Bütün sakinlerinin mutlu ve huzurlu yaşadığı Cennet'te, Tanrı ilk insanı yarattı, adına da Âdem dedi. Onu yarattığı toprağa kendi nefesinden üfleyerek can verdi, bu cana hem iyilikten hem şerden, hem riyadan hem sadakatten koydu. Ona güzel olan ne verdiyse, bir o kadar da kötülük ekledi. Sonra Cennet'teki tüm varlıklara dönüp Âdem'e secde etmelerini buyurdu.

Bu buyruğa karşı çıkabilecek kadar kibirli tek bir Cennet varlığı vardı, o da Azazil'di. Âdem gelene kadar Cennet'te kendi özünden bihaber, huzur içinde yaşayan Azazil, "ilk insan"la mücadeleye girecek, yaratılışında var olan ateş canına yapışıp İblis'e dönüşene dek bütün Cennet'e Âdem'den üstün olduğunu kanıtlamaya çalışacaktı.

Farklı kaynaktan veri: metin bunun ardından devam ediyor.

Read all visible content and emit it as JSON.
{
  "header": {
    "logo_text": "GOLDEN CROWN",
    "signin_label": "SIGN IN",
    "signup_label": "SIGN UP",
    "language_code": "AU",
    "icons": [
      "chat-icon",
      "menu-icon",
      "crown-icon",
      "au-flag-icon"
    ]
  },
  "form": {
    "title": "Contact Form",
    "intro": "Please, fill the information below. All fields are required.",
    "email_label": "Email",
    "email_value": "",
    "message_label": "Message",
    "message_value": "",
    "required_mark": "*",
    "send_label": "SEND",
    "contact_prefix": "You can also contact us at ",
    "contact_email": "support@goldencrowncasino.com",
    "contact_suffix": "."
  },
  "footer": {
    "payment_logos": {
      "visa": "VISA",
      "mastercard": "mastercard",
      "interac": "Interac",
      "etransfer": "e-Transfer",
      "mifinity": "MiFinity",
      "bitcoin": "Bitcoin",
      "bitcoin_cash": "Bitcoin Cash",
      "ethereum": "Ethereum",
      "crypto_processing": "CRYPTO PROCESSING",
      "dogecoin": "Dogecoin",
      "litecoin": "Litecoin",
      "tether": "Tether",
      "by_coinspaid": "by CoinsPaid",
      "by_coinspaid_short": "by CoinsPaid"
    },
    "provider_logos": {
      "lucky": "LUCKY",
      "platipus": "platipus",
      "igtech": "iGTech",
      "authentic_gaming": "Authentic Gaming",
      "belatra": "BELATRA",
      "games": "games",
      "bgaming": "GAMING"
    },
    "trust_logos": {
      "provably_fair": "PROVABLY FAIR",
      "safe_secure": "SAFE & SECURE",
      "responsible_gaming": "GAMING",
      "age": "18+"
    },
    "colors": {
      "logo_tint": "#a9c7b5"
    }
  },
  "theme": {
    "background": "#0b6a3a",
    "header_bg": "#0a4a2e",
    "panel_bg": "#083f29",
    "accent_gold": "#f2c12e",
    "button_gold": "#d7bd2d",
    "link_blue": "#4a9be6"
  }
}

Peki ya bir çamur topağından ibaret olan insan, Cennet bahçesinin çiçeği Azazil'in aklına haramı düşürürse ne olacak? İblis mi insanı kandıracak, yoksa insan İblis'i Cennet'ten kovduracak kadar "şeytan" mı olacak?

Sezgin Kaymaz yeni romanı Ateş Canına Yapışsın'da, insanlık tarihinin en eski anlatılarından biri olan "Cennet'ten kovuluş" hikâyesine can veriyor. Hepimizin tanıdığı Cennet'in bildik kahramanları onun kalemiyle yepyeni bir ses kazanıyor.